I Comuni non hanno i soldi per riutilizzare i beni confiscati? Si ingegnino, li chiedano all’Europa, alle loro Regioni e non disturbino il governo. In estrema sintesi è questa la risposta che il ministro per Rapporti con il Parlamento Luca Ciriani (che ha sostituito il ministro dell’Interno Piantedosi impegnato in Emilia Romagna) ha dato alla deputata Daniela Ruffino (Azione-Italia Viva-Renew Europe).
L’assurda risposta del ministro Ciriani a un’interrogazione sui beni confiscati alle mafie. I sindaci invitati a elemosinare fondi col portale di supporto
Ruffino aveva chiesto al Viminale cosa intendesse fare per i molti immobili che rimangono parcheggiati a causa della mancanza di fondi da parte dei Comuni che dovrebbero restituirli alla collettività. Nei giorni scorsi anche la Corte dei conti aveva sottolineato come gli ostacoli maggiori nel destinare a nuovo uso i beni sequestrati alle mafie sono legati, oltreché alla lunghezza dei procedimenti, alla ridotta disponibilità finanziaria dei Comuni e degli enti del terzo settore, che rende difficoltoso l’avvio dei progetti di reimpiego sociale delle strutture sottratte alle organizzazioni criminali, soprattutto nel caso di immobili in cattivo stato manutentivo o soggetti a spese di gestione.

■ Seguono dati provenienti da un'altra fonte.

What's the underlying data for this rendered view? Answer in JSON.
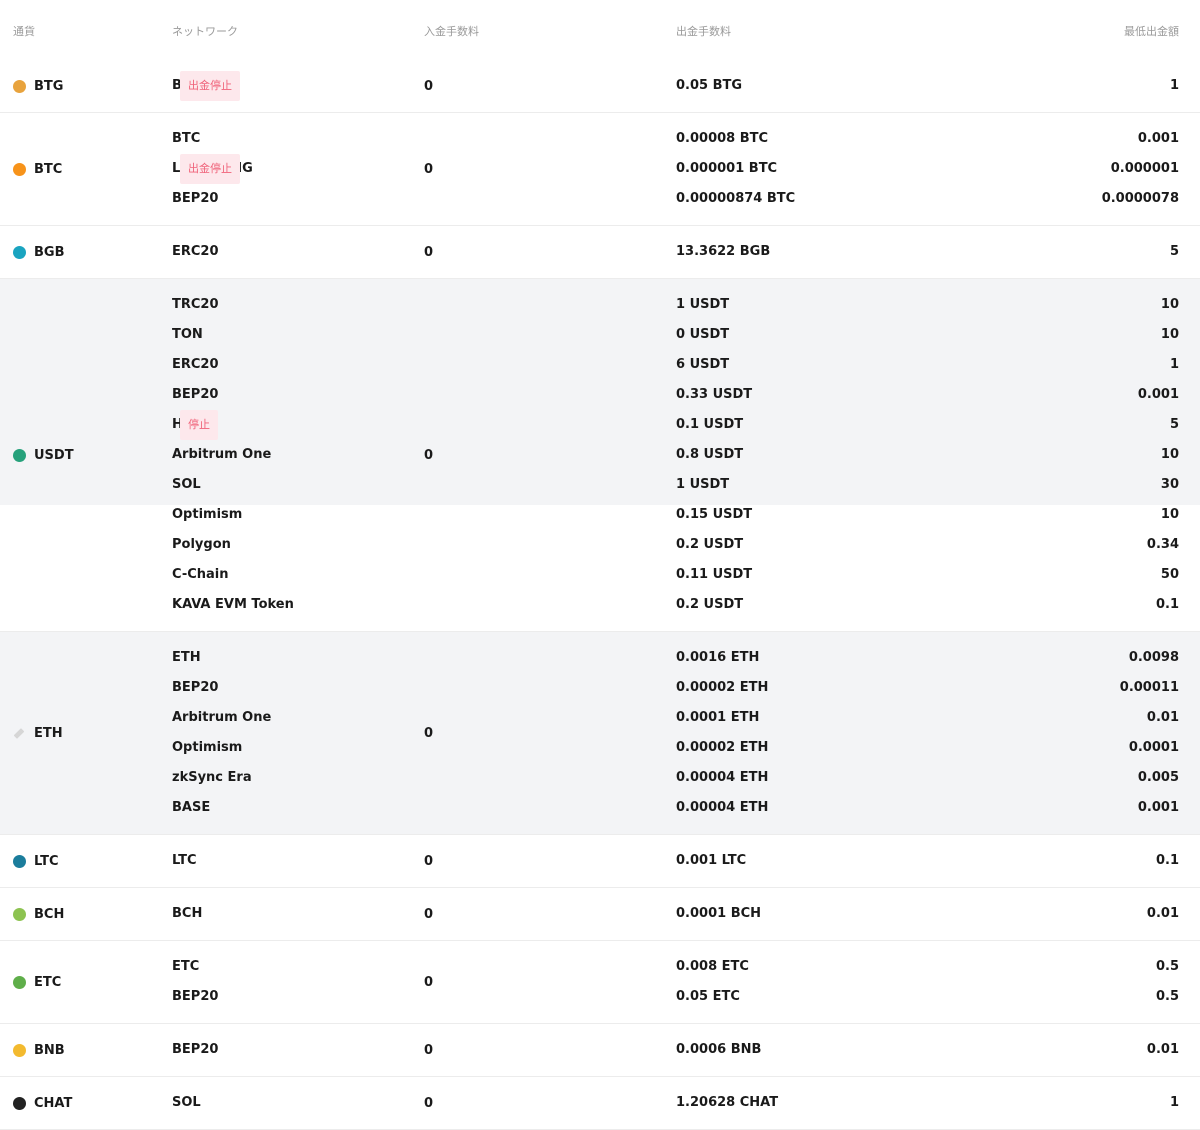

Nella sua risposta il ministro Ciriani ha seguito il copione del governo adattabile a tutte le carenze. “Uno degli obiettivi fondamentali del governo è il contrasto alla criminalità organizzata”, dice Ciriani (ci mancherebbe altro), che poi spiega “il valore simbolico di un bene confiscato sul territorio” che possa diventare “presidio di legalità”. Dopo la retorica antimafiosa – inutile e stanca – il ministro ha evidenziato l’aumento del 147% dell’attività dell’Agenzia nazionale per l’amministrazione e la destinazione dei beni sequestrati e confiscati alla criminalità organizzata promettendo almeno cento nuove assunzioni, oltre ai 200 dipendenti attuali, per potenziare l’agenzia.
Ciriani si è anche soffermato sul prossimo bando che assegnerà 260 immobili. Ma i soldi per i Comuni? Qui la risposta del governo diventa un capolavoro di malcelato disinteresse. Per Ciriani i comuni possono “avvalersi di un portale di supporto” creato ad hoc “per la progettazione e la valorizzazione” dei beni confiscati. La domanda rimane. Ma i soldi? “I Comuni si possono rivolgere ai nuclei di supporto nelle Prefetture”, dice Ciriani.

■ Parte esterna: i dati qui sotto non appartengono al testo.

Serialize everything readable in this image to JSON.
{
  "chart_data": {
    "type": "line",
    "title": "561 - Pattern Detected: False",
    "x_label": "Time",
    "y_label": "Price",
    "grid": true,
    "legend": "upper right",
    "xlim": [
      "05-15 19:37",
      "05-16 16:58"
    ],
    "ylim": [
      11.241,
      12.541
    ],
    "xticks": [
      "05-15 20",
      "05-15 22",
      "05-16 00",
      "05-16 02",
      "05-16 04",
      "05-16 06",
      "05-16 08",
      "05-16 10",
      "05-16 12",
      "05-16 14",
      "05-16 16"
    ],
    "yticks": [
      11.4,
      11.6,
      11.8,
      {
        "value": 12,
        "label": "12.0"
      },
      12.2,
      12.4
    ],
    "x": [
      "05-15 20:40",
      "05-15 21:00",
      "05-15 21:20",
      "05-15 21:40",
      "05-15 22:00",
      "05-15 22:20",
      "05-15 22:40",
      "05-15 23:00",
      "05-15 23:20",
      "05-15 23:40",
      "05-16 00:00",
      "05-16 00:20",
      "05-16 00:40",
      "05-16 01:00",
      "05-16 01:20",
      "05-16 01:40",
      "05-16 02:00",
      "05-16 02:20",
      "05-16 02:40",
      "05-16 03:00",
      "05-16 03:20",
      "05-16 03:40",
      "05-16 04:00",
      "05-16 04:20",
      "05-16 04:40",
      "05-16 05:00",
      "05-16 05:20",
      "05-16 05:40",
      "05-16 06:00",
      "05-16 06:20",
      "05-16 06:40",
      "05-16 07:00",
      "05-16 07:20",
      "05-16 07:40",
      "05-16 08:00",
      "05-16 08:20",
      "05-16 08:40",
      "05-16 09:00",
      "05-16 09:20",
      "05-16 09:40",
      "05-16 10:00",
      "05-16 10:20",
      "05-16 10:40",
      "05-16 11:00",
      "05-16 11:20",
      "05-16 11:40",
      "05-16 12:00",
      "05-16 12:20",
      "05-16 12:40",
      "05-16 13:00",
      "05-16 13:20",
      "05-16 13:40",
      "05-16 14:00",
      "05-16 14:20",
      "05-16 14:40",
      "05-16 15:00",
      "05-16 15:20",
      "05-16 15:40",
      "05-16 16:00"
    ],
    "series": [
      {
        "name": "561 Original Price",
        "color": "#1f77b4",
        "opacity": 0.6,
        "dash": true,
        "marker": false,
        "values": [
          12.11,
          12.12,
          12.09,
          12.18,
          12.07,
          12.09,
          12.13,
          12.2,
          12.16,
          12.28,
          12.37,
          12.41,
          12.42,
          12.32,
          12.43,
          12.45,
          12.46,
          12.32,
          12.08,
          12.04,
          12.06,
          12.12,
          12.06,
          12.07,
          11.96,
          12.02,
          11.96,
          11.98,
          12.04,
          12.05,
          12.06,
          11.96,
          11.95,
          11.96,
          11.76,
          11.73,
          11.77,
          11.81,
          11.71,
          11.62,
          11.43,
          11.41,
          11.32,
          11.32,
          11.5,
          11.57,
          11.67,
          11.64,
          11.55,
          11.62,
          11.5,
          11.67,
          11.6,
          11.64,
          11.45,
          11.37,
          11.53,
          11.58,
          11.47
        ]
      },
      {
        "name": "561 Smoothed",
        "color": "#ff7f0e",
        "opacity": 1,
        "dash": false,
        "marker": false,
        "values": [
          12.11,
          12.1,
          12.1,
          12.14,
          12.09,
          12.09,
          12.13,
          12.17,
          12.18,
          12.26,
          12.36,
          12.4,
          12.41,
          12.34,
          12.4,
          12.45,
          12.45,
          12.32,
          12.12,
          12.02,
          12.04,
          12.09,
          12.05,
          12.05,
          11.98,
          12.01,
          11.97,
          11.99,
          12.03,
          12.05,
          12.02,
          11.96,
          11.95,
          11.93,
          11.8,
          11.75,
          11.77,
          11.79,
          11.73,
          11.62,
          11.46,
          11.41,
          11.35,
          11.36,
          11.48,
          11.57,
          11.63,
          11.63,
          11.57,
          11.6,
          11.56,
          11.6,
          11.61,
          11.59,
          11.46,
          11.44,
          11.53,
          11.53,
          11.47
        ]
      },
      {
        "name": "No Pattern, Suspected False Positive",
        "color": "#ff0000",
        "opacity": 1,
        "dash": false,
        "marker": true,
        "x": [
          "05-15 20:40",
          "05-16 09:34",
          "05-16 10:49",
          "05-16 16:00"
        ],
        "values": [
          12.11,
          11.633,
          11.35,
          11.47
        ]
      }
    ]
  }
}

Per i soldi? E no, i “nuclei di supporto” possono indirizzare il malcapitato sindaco con le tasche vuote all’Unione europea o alle Regioni per recuperare qualche spicciolo. Non solo. Per Ciriani “un altro importante canale di finanziamento sono le fondazioni bancarie” dice all’incredula Ruffino, e “risorse addizionali per i comuni sotto i 15mila abitanti possono essere recuperate con progetti di rigenerazione urbana”. Per farla breve: il governo Meloni non ha intenzione di aggiungere un solo centesimo alla bacinella già vuota dei Comuni che si ritrovano edifici confiscati che non riescono nemmeno a mantenere.
Lo schema è semplice: le forze dell’ordine e la magistratura arrestano i mafiosi e confiscano i loro beni, i sindaci si ritrovano ad affrontare la vendetta dei clan e il peso economico di immobili. Il governo, in disparte, si fregia di lottare contro la mafia e rilascia interviste. Ha ragione Ciriani quando dice che il “valore simbolico” dei beni confiscati è la testimonianza della forza dello Stato contro le mafie. Il problema è che in quella fotografia il governo tiene un corso di elemosina agli amministratori locali con un messaggio chiarissimo: il mafioso è un problema di polizia e carabinieri, le sue case sono un problema del sindaco. Da Roma arrivano al massimo per l’inaugurazione.